Sharon Siman-tov

ISRAEL


When did your family immigrate to the US and where exactly did they move? What made them come?

My father first came to the US in 1983 with his best friend from the army, after following his uncle’s advice. What started as a post-army release trip, ended up impacting his future - and mine as well. After touring around the West Coast, my father begged his girlfriend, my now mother, to join him across the world. He fell in love with the idea of opportunity and success free of the innate oppression his country was used to. My mom did in fact join him not too long after, and they decided to make LA their home.

What is the first language you learned? Do you speak any other languages?

Hebrew is my first language, however, English has become my primary language.

What language do you primarily speak when with your family?

Hebrish.

Have you ever visited or been back to your family's native country? If so, how often do you visit and for how long? What is that experience like? Do you have relatives there?

Israel is like a second home to me, and I am so grateful for that. As a dual-citizen, I have the option of not only visiting, but also living in Israel through an encouraged immersion program called Aaliyah. After visiting several times, I moved to Tel Aviv to better understand where my family’s roots lie. The holistic experience of growing up there in the summers to gradually living there full-time was nothing short of profound. I learned a lot about my people, the legislature, the country’s rhythm, the exhausting political tension, and my favorite part - Israel’s way of life. I spent more time with relatives, each of them extending a hand or an experience my way. I began to grasp how lucky I truly have it, my ability to “dip” whenever the hell I wanted, while my cousins are forced to endure the army, or apply for a visa just to go travel (as the government is in fear of its citizens fleeing). Just like that, I am the opposite of my relatives; my life both mirrors and opposes because their’s because of a decision my parents made.

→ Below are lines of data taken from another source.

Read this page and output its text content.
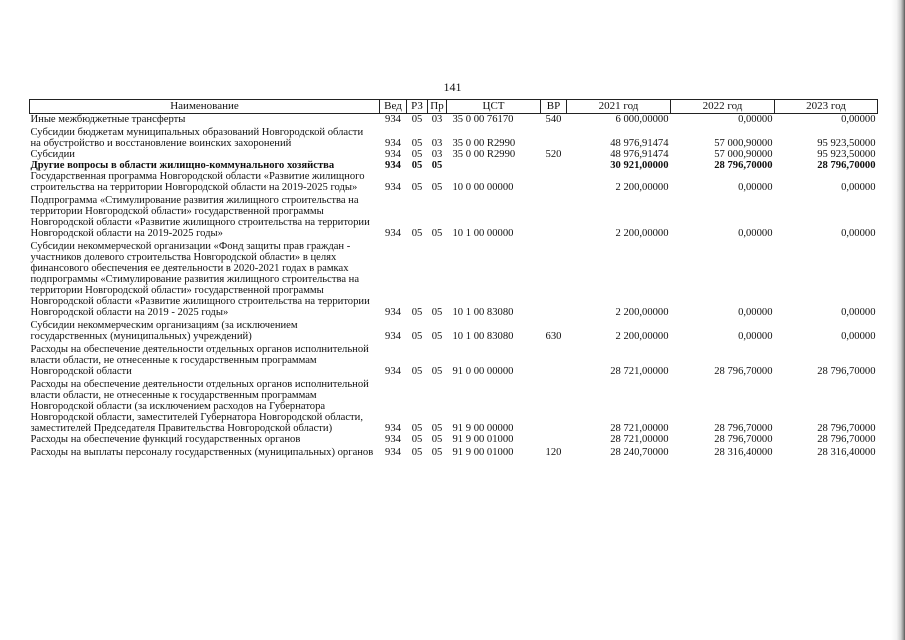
141
Наименование	Вед	РЗ	Пр	ЦСТ	ВР	2021 год	2022 год	2023 год
Иные межбюджетные трансферты	934	05	03	35 0 00 76170	540	6 000,00000	0,00000	0,00000
Субсидии бюджетам муниципальных образований Новгородской области на обустройство и восстановление воинских захоронений	934	05	03	35 0 00 R2990		48 976,91474	57 000,90000	95 923,50000
Субсидии	934	05	03	35 0 00 R2990	520	48 976,91474	57 000,90000	95 923,50000
Другие вопросы в области жилищно-коммунального хозяйства	934	05	05			30 921,00000	28 796,70000	28 796,70000
Государственная программа Новгородской области «Развитие жилищного строительства на территории Новгородской области на 2019-2025 годы»	934	05	05	10 0 00 00000		2 200,00000	0,00000	0,00000
Подпрограмма «Стимулирование развития жилищного строительства на территории Новгородской области» государственной программы Новгородской области «Развитие жилищного строительства на территории Новгородской области на 2019-2025 годы»	934	05	05	10 1 00 00000		2 200,00000	0,00000	0,00000
Субсидии некоммерческой организации «Фонд защиты прав граждан - участников долевого строительства Новгородской области» в целях финансового обеспечения ее деятельности в 2020-2021 годах в рамках подпрограммы «Стимулирование развития жилищного строительства на территории Новгородской области» государственной программы Новгородской области «Развитие жилищного строительства на территории Новгородской области на 2019 - 2025 годы»	934	05	05	10 1 00 83080		2 200,00000	0,00000	0,00000
Субсидии некоммерческим организациям (за исключением государственных (муниципальных) учреждений)	934	05	05	10 1 00 83080	630	2 200,00000	0,00000	0,00000
Расходы на обеспечение деятельности отдельных органов исполнительной власти области, не отнесенные к государственным программам Новгородской области	934	05	05	91 0 00 00000		28 721,00000	28 796,70000	28 796,70000
Расходы на обеспечение деятельности отдельных органов исполнительной власти области, не отнесенные к государственным программам Новгородской области (за исключением расходов на Губернатора Новгородской области, заместителей Губернатора Новгородской области, заместителей Председателя Правительства Новгородской области)	934	05	05	91 9 00 00000		28 721,00000	28 796,70000	28 796,70000
Расходы на обеспечение функций государственных органов	934	05	05	91 9 00 01000		28 721,00000	28 796,70000	28 796,70000
Расходы на выплаты персоналу государственных (муниципальных) органов	934	05	05	91 9 00 01000	120	28 240,70000	28 316,40000	28 316,40000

Describe your experience growing up in America as someone who is so closely tied to another culture. How did you feel? What things were easy? What did you find difficult?

This question brings up the intricacies of being a first-generation American Israeli girl. While I am blessed with the duality of homes, I feel that I don’t have a true physical home. Growing up in white suburban America, I felt Israeli - adversely, living in Israel, I was constantly pegged as an American. I’ve learned to make my family my home, rather than attributing that feeling to a place. Now, years later, I can say that instead of denying my culture, I can fully embrace it. I spend a majority of my time with my family, and my siblings are my best friends. We have created our own subculture derived from our unique ancestral story, and I am so happy to have found that bliss.

What type of food do you eat at home? What are some of your favorite dishes?

Our home cuisine is a mix of Israeli-Italian-North African foods. My favorite is musaka and sabich!

Describe your experience making friends as a kid growing up in the UNITED STATES.

Although I am white, as a young child, I felt inferior to my peers - I attended a public school in Calabasas with a predominantly white population. I envied the girls with lighter hair because they were cool. I never truly fit in, yet I was friendly with everyone. I focused on my studies, a space I could excel, but there was always that desire to belong. This social structure set at such a young age truly affected me. I learned how to become my own best friend, something I will never take for granted.

Do you consider yourself as more of an American or that of your parents' native country?

I feel that I am an Israeli American, emphasizing my parent’s country first. They raised me in an Israeli household that just happens to be in America!

Are you proud to be American? 

At times, I am proud to be an American.

Do you plan to pass along aspects of your parents native culture to your children (if you choose to have them)? What parts of the culture do you want to keep if any? If yes, how important is that to you, and how do you plan on doing so?

I absolutely will pass on the morals and lessons derived from my family’s culture to my own children. I truly hope to instill the traditions that I grew up with, coupled with the mother language. There are plenty of Jewish schools in Los Angeles, which I would have to consider.

Are there aspects of your culture that you don't enjoy, parts that you know you don't want to pass on?

Tradition is a choice, and I choose to pass on the very valuable morals of the Jewish tradition with the hopes that my children will choose to absorb and practice those that they align with.

What's one thing you wish people knew about your culture? 

I wish people would not judge Judaism without knowing firsthand how special it is.

Are there any specific thoughts / inspiration behind the way you took your photos and what you took photos of? Feel free to use this space to express your photographic inspiration for this project. 

These photos mirror my faith and the culture that sews my family together, as well as my friendships, which almost all stem from a shared cultural experience. Being first generation American is not a black and white feeling, and I wanted the details of my everyday to capture how my culture seeps into my world.